By Leah Mann
The Aug. 30 School of Medicine Basic Sciences Apex Lecture featured visionary biophysicist and alumnus John Jumper, BS’07. The event was co-sponsored by the recently established Center for Applied Artificial Intelligence in Protein Dynamics, with Jumper serving as the center’s inaugural speaker.
Even before Jumper began his address, the enthusiasm for his talk and appreciation of his work was palpable. Hassane Mchaourab, Louise B. McGavock Chair of the Department of Molecular Physiology and Biophysics, introduced Jumper to a packed house of students, faculty, and staff as “one of the pioneers of the brave new AI world.”
Jumper launched his journey to “[revolutionize] protein science” right here at Vanderbilt University, where he earned his bachelor of science in physics and mathematics. He received his master of philosophy in theoretical condensed matter physics from the University of Cambridge in 2008 and his doctor of philosophy in theoretical chemistry from the University of Chicago in 2017. Jumper then joined the artificial intelligence company DeepMind Technologies, where he now serves as a senior staff research scientist.
Jumper began his address by talking about AlphaFold, the revolutionary protein structure-predicting program. Jumper led its development at DeepMind, a subsidiary of Alphabet. Dubbing AlphaFold a “system for computational alchemy,” Jumper explained how the AI system tackled the age-old question of protein folding, or how amino acid sequences fold to form three-dimensional protein structures.

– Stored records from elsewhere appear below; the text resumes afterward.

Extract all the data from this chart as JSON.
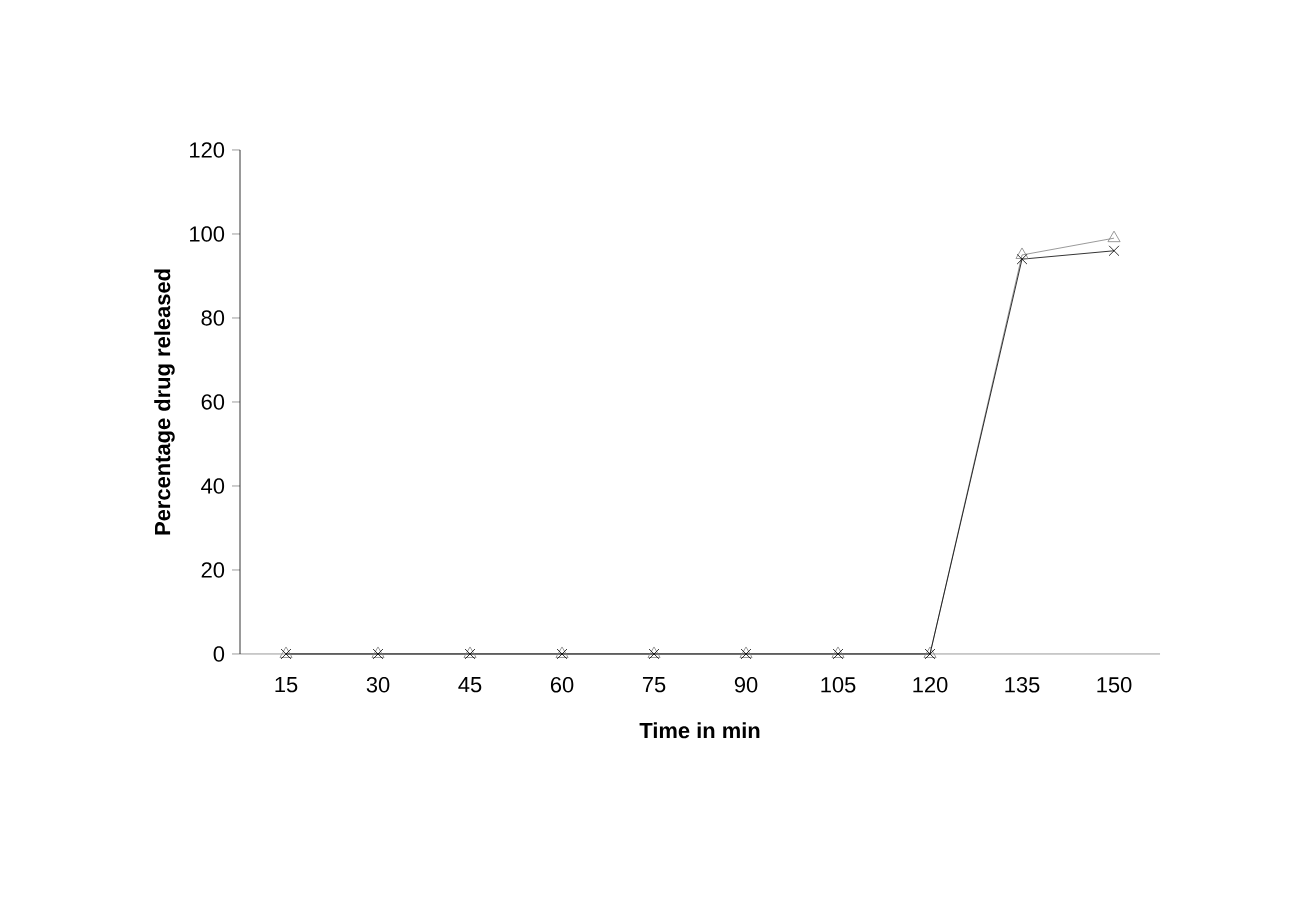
{
  "chart_data": {
    "type": "line",
    "xlabel": "Time in min",
    "ylabel": "Percentage drug released",
    "categories": [
      "15",
      "30",
      "45",
      "60",
      "75",
      "90",
      "105",
      "120",
      "135",
      "150"
    ],
    "series": [
      {
        "color": "#808080",
        "marker": "triangle",
        "values": [
          0,
          0,
          0,
          0,
          0,
          0,
          0,
          0,
          95,
          99
        ]
      },
      {
        "color": "#000000",
        "marker": "cross",
        "values": [
          0,
          0,
          0,
          0,
          0,
          0,
          0,
          0,
          94,
          96
        ]
      }
    ],
    "ylim": [
      0,
      120
    ],
    "yticks": [
      0,
      20,
      40,
      60,
      80,
      100,
      120
    ],
    "grid": false,
    "line_style": "solid"
  }
}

The Protein Data Bank, which serves as the international repository for structural data, contains roughly 200,000 three-dimensional protein structures, but a single structure can take years to resolve using X-ray crystallography or cryogenic electron microscopy.
AlphaFold confronted this timely and expensive hurdle to determining protein structure. According to Jumper’s metaphor, AlphaFold thrives as an alchemist does when it has a “base ‘metal’ of protein sequence and you want to transmute it into the ‘gold’ of protein structure.” It functions as a deep learning tool, which means that it leverages layers of data to “learn” and boost performance.
Jumper and his colleagues trained AlphaFold on proteins that appear in the PDB, allowing them to make small changes to increase accuracy since both the input and output were known. However, their goal was to create a program that delivered more than just structure. They also needed to determine how well AlphaFold could predict a given region. While they were able to obtain confidence metrics as a coarse estimate of accuracy, Jumper noted that it’s not truly correct to say a structure is right or wrong, but that the confidence metrics should induce “some hypotheses you should believe, some hypotheses you should doubt.” Accordingly, the AlphaFold team decided to evaluate if “the position and orientation of one residue” was correct relative to another.
The final version of AlphaFold is the product of many changes, each improvement “[mattering] a bit and nothing [mattering] a lot.” Instead, the most significant development was the “methodology of building the protein intuition into the model.”
AlphaFold’s impact extends beyond that of structural biology, paving a path for chemists, pharmacologists, and biotechnicians to better understand protein function in the body and to improve drug discovery efforts.
Even more so, the success of AlphaFold spurs questions of working with AI to solve additional scientific problems. “We need to get better as a community at measuring how good our tools really are, where they fail, and when one tool is ever so slightly better than another,” Jumper said. “Then hopefully we can take sparse data in other fields and make it big data.”